Spoiler Alert!
Part 7: CHECKING "INSIDE-MY-HEAD"
Still haven’t had my tealeaves or tarot cards read lately, but - this/my saga continues…
Over the course of the last six weeks, in preparation for my ‘date’ with CAR-T, I have been tested for almost everything known to medicine except perhaps pregnancy, prostate and some tropical diseases. My last important test was an MRI of my brain to establish a baseline of my brain prior to CAR-T in case I’m affected cognitively. [Hmmm, no worry there???]
An MRI machine is used to create images of the brain using a magnetic field and radio waves. This test is also known as a brain MRI or a cranial MRI. The machine is a large, cylindrical (tube-shape) that creates a strong magnetic field around the patient and sends pulses of radio waves from a scanner. The magnetic field temporarily realigns water molecules in the body, and radio waves cause these aligned atoms to produce faint signals, which are used to create cross-sectional MRI images. An MRI scan is different from a CT scan or an X-ray in that it doesn’t use radiation to produce images.
The image above is not from my test, but typical of what a neurologist will see. Images are taken in two parts. First, without contrast dye then a second pass with contrast dye.
For those who bravely continue to read about my “sensational-journey’ with incurable, but manageable—Multiple Myeloma [aka bone marrow cancer] I’ve had comments from some who don’t quite understand my relaxed attitude about my condition.

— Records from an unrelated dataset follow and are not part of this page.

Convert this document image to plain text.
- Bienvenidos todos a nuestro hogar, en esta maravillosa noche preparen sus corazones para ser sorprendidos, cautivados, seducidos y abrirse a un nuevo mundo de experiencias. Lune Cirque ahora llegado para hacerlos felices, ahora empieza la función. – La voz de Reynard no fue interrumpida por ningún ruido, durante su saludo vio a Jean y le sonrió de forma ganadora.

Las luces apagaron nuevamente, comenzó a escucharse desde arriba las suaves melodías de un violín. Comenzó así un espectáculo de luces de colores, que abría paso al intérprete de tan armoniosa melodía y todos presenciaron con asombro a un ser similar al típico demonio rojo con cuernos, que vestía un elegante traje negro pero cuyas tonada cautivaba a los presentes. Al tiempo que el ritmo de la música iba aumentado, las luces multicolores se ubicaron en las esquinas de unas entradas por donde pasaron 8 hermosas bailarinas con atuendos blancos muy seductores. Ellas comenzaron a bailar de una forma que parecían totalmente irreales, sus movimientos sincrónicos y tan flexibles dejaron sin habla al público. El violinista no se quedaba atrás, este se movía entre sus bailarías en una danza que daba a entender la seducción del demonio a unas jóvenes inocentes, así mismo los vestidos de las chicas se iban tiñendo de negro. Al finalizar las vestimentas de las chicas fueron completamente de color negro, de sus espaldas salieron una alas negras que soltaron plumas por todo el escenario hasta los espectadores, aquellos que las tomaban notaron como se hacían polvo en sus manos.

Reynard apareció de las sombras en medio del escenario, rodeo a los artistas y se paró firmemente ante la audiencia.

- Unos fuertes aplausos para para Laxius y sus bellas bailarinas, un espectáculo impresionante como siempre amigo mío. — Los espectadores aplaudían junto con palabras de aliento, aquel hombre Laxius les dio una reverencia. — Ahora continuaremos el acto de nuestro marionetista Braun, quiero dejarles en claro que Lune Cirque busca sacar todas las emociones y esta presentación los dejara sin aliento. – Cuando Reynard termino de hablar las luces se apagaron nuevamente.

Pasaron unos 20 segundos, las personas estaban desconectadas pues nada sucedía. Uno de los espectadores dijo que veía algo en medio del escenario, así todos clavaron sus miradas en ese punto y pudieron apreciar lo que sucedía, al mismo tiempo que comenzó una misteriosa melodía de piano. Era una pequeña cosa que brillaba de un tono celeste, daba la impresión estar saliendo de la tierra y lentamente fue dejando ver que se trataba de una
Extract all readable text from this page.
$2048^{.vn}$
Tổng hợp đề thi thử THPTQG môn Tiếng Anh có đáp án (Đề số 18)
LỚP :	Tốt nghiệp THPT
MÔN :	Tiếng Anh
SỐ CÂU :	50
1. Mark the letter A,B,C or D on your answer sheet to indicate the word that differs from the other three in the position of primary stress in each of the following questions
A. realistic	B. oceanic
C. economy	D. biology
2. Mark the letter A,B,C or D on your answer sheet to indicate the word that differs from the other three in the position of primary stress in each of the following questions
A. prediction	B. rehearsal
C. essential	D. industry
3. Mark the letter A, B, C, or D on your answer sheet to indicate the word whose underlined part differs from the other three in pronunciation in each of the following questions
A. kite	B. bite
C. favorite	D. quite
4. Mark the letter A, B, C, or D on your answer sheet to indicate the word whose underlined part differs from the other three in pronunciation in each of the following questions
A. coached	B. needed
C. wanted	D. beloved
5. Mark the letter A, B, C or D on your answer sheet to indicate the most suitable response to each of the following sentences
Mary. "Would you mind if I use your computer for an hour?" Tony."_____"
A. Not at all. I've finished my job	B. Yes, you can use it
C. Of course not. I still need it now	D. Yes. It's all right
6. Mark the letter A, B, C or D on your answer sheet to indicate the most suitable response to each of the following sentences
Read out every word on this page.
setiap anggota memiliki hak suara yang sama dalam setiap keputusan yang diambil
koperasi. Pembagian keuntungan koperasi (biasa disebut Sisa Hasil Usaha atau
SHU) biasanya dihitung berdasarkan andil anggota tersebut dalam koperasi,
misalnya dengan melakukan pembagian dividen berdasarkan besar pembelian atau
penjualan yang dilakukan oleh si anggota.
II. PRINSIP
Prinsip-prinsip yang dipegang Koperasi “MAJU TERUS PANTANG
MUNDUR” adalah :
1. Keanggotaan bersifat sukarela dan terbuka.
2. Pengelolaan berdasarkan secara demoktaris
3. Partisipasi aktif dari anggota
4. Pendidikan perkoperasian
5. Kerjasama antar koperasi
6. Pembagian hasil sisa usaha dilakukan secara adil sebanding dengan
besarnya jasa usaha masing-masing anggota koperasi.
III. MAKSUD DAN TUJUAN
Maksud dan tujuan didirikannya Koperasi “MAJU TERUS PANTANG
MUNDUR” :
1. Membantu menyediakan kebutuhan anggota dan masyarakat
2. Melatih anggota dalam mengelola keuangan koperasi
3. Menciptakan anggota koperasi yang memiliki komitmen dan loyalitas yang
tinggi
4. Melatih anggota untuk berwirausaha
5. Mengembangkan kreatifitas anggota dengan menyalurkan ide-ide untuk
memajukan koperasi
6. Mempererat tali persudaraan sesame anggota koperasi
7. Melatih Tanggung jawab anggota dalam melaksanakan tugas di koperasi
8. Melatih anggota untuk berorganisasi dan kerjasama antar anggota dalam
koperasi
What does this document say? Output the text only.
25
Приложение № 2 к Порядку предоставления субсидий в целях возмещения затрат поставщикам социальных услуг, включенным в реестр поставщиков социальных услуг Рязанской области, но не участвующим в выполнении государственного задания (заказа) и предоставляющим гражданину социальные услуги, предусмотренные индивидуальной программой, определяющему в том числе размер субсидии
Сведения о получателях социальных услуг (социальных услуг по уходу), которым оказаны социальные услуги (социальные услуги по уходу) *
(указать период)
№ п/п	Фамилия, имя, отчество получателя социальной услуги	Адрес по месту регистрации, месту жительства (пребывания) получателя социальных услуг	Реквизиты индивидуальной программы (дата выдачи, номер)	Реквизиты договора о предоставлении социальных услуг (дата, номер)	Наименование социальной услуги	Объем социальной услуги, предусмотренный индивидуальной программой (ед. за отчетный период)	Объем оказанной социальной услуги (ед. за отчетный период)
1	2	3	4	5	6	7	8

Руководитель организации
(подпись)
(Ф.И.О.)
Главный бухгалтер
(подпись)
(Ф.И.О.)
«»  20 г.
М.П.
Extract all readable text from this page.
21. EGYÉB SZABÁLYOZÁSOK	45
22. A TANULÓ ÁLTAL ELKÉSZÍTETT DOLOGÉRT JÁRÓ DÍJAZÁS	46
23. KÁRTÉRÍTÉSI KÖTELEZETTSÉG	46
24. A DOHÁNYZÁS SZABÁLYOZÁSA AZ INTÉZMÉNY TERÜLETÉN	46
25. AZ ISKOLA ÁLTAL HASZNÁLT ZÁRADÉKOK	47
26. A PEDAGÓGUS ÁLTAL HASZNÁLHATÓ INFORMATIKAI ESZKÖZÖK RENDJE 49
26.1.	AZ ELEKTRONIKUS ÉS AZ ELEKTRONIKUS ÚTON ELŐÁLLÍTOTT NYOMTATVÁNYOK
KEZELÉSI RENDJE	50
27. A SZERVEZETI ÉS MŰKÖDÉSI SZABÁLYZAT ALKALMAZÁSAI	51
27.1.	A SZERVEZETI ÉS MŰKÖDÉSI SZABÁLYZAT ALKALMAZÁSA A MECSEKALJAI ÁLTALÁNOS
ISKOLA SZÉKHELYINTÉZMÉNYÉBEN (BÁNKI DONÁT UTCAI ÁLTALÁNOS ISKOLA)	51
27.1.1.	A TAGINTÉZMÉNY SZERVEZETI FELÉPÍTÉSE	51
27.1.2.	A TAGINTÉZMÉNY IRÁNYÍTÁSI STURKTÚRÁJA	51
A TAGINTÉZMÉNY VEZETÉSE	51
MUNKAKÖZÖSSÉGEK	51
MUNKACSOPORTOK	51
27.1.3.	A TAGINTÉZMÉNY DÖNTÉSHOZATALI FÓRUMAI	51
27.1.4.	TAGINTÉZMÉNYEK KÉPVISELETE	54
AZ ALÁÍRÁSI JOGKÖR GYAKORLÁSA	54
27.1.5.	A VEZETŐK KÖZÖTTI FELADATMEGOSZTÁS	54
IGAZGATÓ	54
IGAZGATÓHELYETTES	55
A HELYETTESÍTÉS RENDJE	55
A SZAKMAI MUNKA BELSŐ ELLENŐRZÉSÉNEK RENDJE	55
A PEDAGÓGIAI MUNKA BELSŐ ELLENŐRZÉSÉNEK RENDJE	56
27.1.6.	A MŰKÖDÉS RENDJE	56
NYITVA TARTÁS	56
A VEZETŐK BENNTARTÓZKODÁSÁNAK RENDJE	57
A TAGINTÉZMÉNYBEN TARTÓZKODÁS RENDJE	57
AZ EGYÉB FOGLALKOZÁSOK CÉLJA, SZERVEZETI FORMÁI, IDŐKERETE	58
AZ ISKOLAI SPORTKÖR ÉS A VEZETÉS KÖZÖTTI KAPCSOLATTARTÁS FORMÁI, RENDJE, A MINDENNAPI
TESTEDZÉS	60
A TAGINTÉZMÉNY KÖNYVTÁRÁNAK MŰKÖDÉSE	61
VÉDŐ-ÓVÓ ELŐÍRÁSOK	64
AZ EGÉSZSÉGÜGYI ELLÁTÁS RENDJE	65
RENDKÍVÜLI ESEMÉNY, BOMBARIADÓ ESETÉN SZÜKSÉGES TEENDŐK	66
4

In explanation, I might be less calm about MM if my initial diagnosis had come when I was significantly younger, with young children, but I was lucky [relatively speaking]. When I was diagnosed in 2011 my children were grown, and I had grandchildren as well - also - it was determined that my form of Multiple Myeloma was not particularly aggressive, therefore responsive to the management treatments available at the time. As well, it helped too that between the six separate treatments, over the course of the last 10 years, I felt fine. In addition, if ignorance can be bliss, then I was in Shangri-la because, I had absolutely no idea of how sick I could get if/when treatment options ceased to be available—that did happen 18 months ago when Darzalex stopped working…
During a rather sober doctor’s appointment [May, 2023] Dr. Fonseca explained my one remaining option was a CAR-T treatment. The ‘harvesting’ of a patient’s own DNA carrying immune T-cells then reprograming them to recognize those Multiple Myeloma invaders. Since I had already rejected a bone marrow transplant in early 2014, due to poor outcomes for MM patients—the journalist in me dived into research. What made CAR-T a better option? What I found 18 months ago wasn’t encouraging. CAR-T for Multiple Myeloma wasn’t a one-and-done like it was for many lymphomas or leukemias. But with my condition at that time, enduring CAR-T treatment gave me about 20 to 30 months, but also risked other nasty side-effects. Since doing nothing also gave me about 20 to 30 months, I opted for doing nothing.
By August, 2024 a great deal had changed. As more patients went through treatment, oncologists learned even more about how to best-use CAR-T. With those changes, not just survival rates went from 40+% to 70+%, but many side effects were either eliminated or reduced. Now, survival time could optimistically be projected out as far as an additional five years.
SO—here I am writing much of this primarily for those who may be and/or are going through serious medical issues—terrified.
Why don’t I seem alarmed? Good question. Is it Faith? Am I in deep denial, delusional or only possess the awareness level of a Brazilian Tree Frog…
Not entirely sure myself why I continue to face my health issue so philosophically, but here I am [perhaps] so that others might not feel so alone facing a medical-machine that can be overwhelming.
I go in next week to have my infusion pick line inserted one day prior to three days of low dose chemo—then Fellow Travelers, two days’ rest. After the rest I will have a one-day infusion of my new superhero-cells followed by hourly monitoring for three successive days. AND we all know how much rest and relaxation one can get in a hospital - right!
Nicely articulate - as we all fall from the sky scraper called "Life" and pass each floor on the way down what can you say "so far... so good" - all the best.